What causes brown and black crispy leaves?
Brown or black leaves can be from multiple reasons, but are usually related to watering issues or salt buildup.
Occasionally brown leaves can be from a fungal infection, so pay attention to what else is going on with your plant and its potting mix. If the plant is wet, or the leaves get wet often, a fungus is likely the culprit.
If the soil is dry, and the leaves are curly or droopy, then most likely the plant is not getting enough water. If the leaves turn straight to black, there are too many salts (fertilizer or hard water) and it’s harming the plant. Most of the time, brown or black crispy leaves are a sign of fungus (if potting mix is wet) or under-watering (if mix is dry).
Why do leaves drop?
Leaves usually drop for one of two reasons: (1) either the roots cannot support them, or (2) there is not enough light. In the first case, the plant is pot-bound. Plants can be just as big below ground as they are above ground, so they will drop leaves if the roots cannot grow. In this case, you’ll want to repot your plant into a bigger planter with more room for the roots.
In the second case, light is food for plants, so the plant literally isn’t getting enough food to support the leaves, so it drops them. Help your plant by providing more sunlight or doing a little pruning.

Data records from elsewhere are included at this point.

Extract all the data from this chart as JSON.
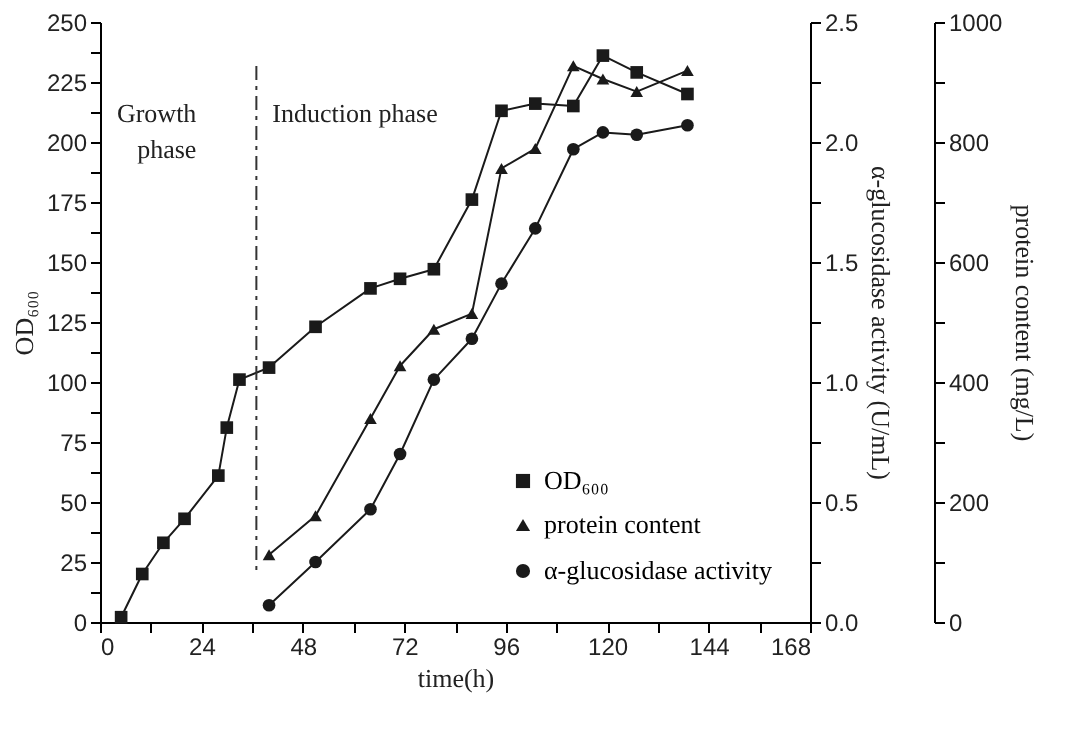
{
  "chart_data": {
    "type": "line",
    "xlabel": "time(h)",
    "ylabel": "OD₆₀₀",
    "y2label": "α-glucosidase activity (U/mL)",
    "y3label": "protein content (mg/L)",
    "xlim": [
      0,
      168
    ],
    "xticks": [
      0,
      {
        "value": 12,
        "label": null
      },
      24,
      {
        "value": 36,
        "label": null
      },
      48,
      {
        "value": 60,
        "label": null
      },
      72,
      {
        "value": 84,
        "label": null
      },
      96,
      {
        "value": 108,
        "label": null
      },
      120,
      {
        "value": 132,
        "label": null
      },
      144,
      {
        "value": 156,
        "label": null
      },
      168
    ],
    "ylim": [
      0,
      250
    ],
    "yticks": [
      0,
      {
        "value": 12.5,
        "label": null
      },
      25,
      {
        "value": 37.5,
        "label": null
      },
      50,
      {
        "value": 62.5,
        "label": null
      },
      75,
      {
        "value": 87.5,
        "label": null
      },
      100,
      {
        "value": 112.5,
        "label": null
      },
      125,
      {
        "value": 137.5,
        "label": null
      },
      150,
      {
        "value": 162.5,
        "label": null
      },
      175,
      {
        "value": 187.5,
        "label": null
      },
      200,
      {
        "value": 212.5,
        "label": null
      },
      225,
      {
        "value": 237.5,
        "label": null
      },
      250
    ],
    "y2lim": [
      0,
      2.5
    ],
    "y2ticks": [
      {
        "value": 0,
        "label": "0.0"
      },
      {
        "value": 0.25,
        "label": null
      },
      {
        "value": 0.5,
        "label": "0.5"
      },
      {
        "value": 0.75,
        "label": null
      },
      {
        "value": 1,
        "label": "1.0"
      },
      {
        "value": 1.25,
        "label": null
      },
      {
        "value": 1.5,
        "label": "1.5"
      },
      {
        "value": 1.75,
        "label": null
      },
      {
        "value": 2,
        "label": "2.0"
      },
      {
        "value": 2.25,
        "label": null
      },
      {
        "value": 2.5,
        "label": "2.5"
      }
    ],
    "y3lim": [
      0,
      1000
    ],
    "y3ticks": [
      0,
      {
        "value": 100,
        "label": null
      },
      200,
      {
        "value": 300,
        "label": null
      },
      400,
      {
        "value": 500,
        "label": null
      },
      600,
      {
        "value": 700,
        "label": null
      },
      800,
      {
        "value": 900,
        "label": null
      },
      1000
    ],
    "grid": false,
    "legend": "bottom right",
    "ref_lines": [
      {
        "axis": "x",
        "value": 37,
        "line_style": "dashed"
      }
    ],
    "annotations": [
      "Growth phase",
      "Induction phase"
    ],
    "series": [
      {
        "name": "OD₆₀₀",
        "color": "#1a1a1a",
        "marker": "square",
        "axis": "y",
        "x": [
          5,
          10,
          15,
          20,
          28,
          30,
          33,
          40,
          51,
          64,
          71,
          79,
          88,
          95,
          103,
          112,
          119,
          127,
          139
        ],
        "values": [
          2,
          20,
          33,
          43,
          61,
          81,
          101,
          106,
          123,
          139,
          143,
          147,
          176,
          213,
          216,
          215,
          236,
          229,
          220
        ]
      },
      {
        "name": "protein content",
        "color": "#1a1a1a",
        "marker": "triangle",
        "axis": "y3",
        "x": [
          40,
          51,
          64,
          71,
          79,
          88,
          95,
          103,
          112,
          119,
          127,
          139
        ],
        "values": [
          112,
          177,
          339,
          427,
          488,
          514,
          756,
          789,
          927,
          905,
          884,
          919
        ]
      },
      {
        "name": "α-glucosidase activity",
        "color": "#1a1a1a",
        "marker": "circle",
        "axis": "y2",
        "x": [
          40,
          51,
          64,
          71,
          79,
          88,
          95,
          103,
          112,
          119,
          127,
          139
        ],
        "values": [
          0.07,
          0.25,
          0.47,
          0.7,
          1.01,
          1.18,
          1.41,
          1.64,
          1.97,
          2.04,
          2.03,
          2.07
        ]
      }
    ]
  }
}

Why is my plant wilting and dropping?
Some plants will droop, but others will not. Most plants, however, to some extent will curl their leaves ? some more dramatically than others when they are thirsty. Plant cells are mostly water, and are basically water balloons. When they lack water, they deflate, and the plant can’t hold itself up. That’s what’s going on when a plant droops or curls its leaves. Feel the soil: it will be your guide. If it’s dry, then water it. If the soil is moist and the plant is still drooping, then it most likely needs more sunlight, or to be repotted.
Will my plant leaves regenerate?
Plant leaves do not have the capacity to regenerate. When a leaf is diseased or damaged, the plant will eventually drop the leaf and replace it with a new one. You can help expedite this process by pruning the leaf off. This will allow the plant to focus its energy on new, healthy growth.
My flowers are falling off - is my plant dying?
No — flowers are just reproductive structures — they come and they go! They fall off when your plant is no longer feeling frisky. The rest of the plant is unaffected.